Before ENGEL and GUY, Circuit Judges, and PECK, Senior Circuit Judge.
ORDER
This matter is before the Court upon consideration of appellant's motion to proceed in forma pauperis on appeal. This case has been referred to this panel pursuant to Rule 9(a), Rules of the Sixth Circuit. After examination of the record and appellant's informal brief, this panel unanimously agrees that oral argument is not needed. Rule 34(a), Federal Rules of Appellate Procedure.

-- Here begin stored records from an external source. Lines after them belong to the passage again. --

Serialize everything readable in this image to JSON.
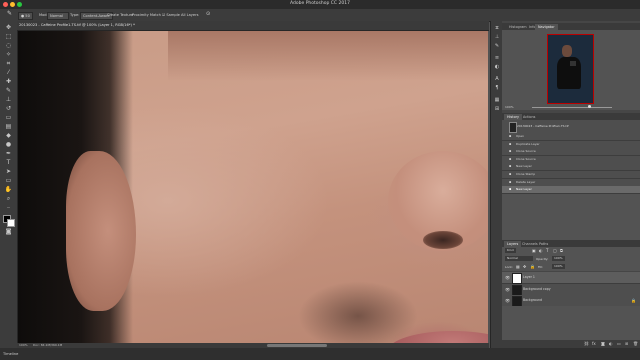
{
  "window": {
    "title": "Adobe Photoshop CC 2017"
  },
  "options_bar": {
    "size": "50",
    "mode_label": "Mode:",
    "mode_value": "Normal",
    "type_label": "Type:",
    "content_aware": "Content-Aware",
    "create_texture": "Create Texture",
    "proximity_match": "Proximity Match",
    "sample_all_layers": "Sample All Layers"
  },
  "document": {
    "tab_label": "20130023 - Caffeine Profile1.TS.tif @ 100% (Layer 1, RGB/16*) *"
  },
  "status": {
    "zoom": "100%",
    "doc_size": "Doc: 84.1M/369.1M"
  },
  "bottom_bar": {
    "label": "Timeline"
  },
  "navigator": {
    "tabs": [
      "Histogram",
      "Info",
      "Navigator"
    ],
    "active_tab": "Navigator",
    "zoom": "100%"
  },
  "history": {
    "tabs": [
      "History",
      "Actions"
    ],
    "snapshot": "20130023 - Caffeine Profile1.TS.tif",
    "items": [
      "Open",
      "Duplicate Layer",
      "Clone Source",
      "Clone Source",
      "New Layer",
      "Clone Stamp",
      "Delete Layer",
      "New Layer"
    ],
    "active_index": 7
  },
  "layers": {
    "tabs": [
      "Layers",
      "Channels",
      "Paths"
    ],
    "kind_label": "Kind",
    "blend_mode": "Normal",
    "opacity_label": "Opacity:",
    "opacity": "100%",
    "lock_label": "Lock:",
    "fill_label": "Fill:",
    "fill": "100%",
    "items": [
      "Layer 1",
      "Background copy",
      "Background"
    ],
    "active_index": 0
  },
  "colors": {
    "accent": "#0a84ff",
    "panel": "#464646",
    "chrome": "#3c3c3c"
  }
}
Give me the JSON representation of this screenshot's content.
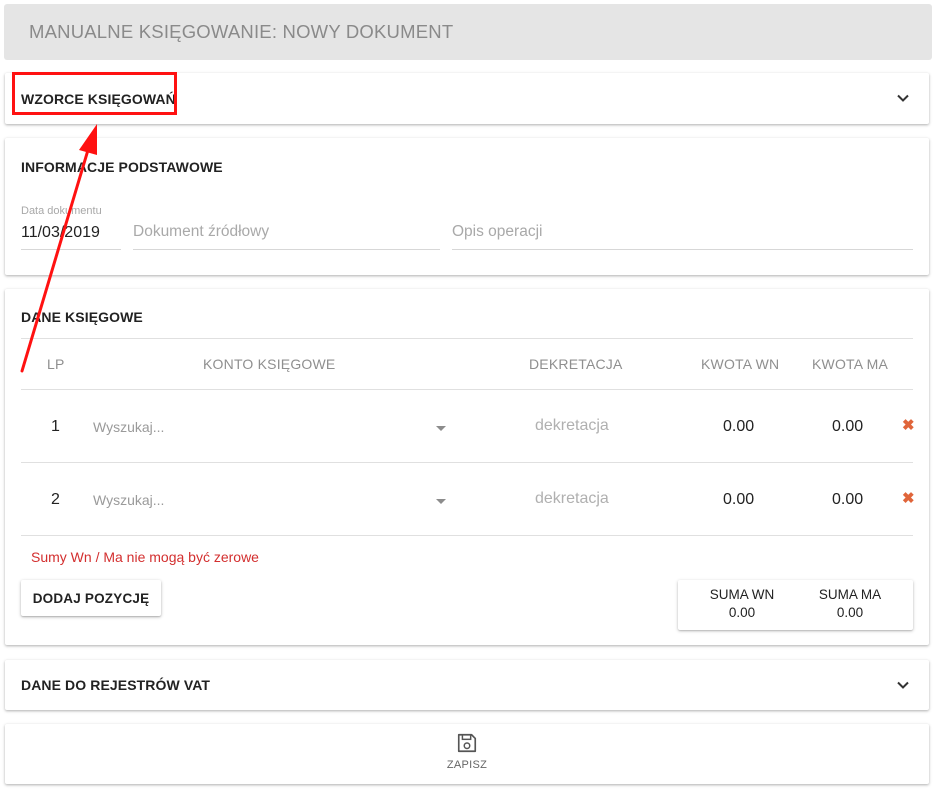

Appellant contends that he must be resentenced because the district court failed to make a determination pursuant to Rule 32(c)(3)(d), Federal Rules of Criminal Procedure, after appellant challenged matters contained in his presentence investigation report at sentencing. Although it is difficult to determine whether the district court substantially complied with Rule 32(c)(3)(d) from the record before this Court, it is concluded that any failure to comply was harmless error. See United States v. Eschweiler, 782 F.2d 1385, 1390 (7th Cir.1986). A careful review of the record reveals that the presentence report was not in error. The district court therefore correctly dismissed this action brought pursuant to 28 U.S.C. Sec. 2255.
The presentence report was scrutinized by the district court after appellant filed a timely motion to correct or reduce his sentence under Rule 35, Federal Rules of Criminal Procedure. Appellant's allegations of error in the presentence report were refuted through the testimony of appellant's probation officer. The officer produced certified copies of each prior conviction listed in the report, and testified that the report correctly identified the caliber of weapon discharged by appellant in connection with the offense. In any event, the caliber of the weapon discharged does not affect the offense severity rating given appellant. See 28 C.F.R. Sec. 2.20 (1986). At the conclusion of the Rule 35 hearing, counsel for appellant conceded that the motion was "simply a plea for mercy." We conclude therefore that any failure by the district court to comply with Rule 32(c)(3)(d) at sentencing was harmless error because the accuracy of the report was established at the Rule 35 hearing.
Therefore, appellant's motion to proceed in forma pauperis is granted, and the judgment of the district court is affirmed pursuant to Rule 9(b)(5), Rules of the Sixth Circuit.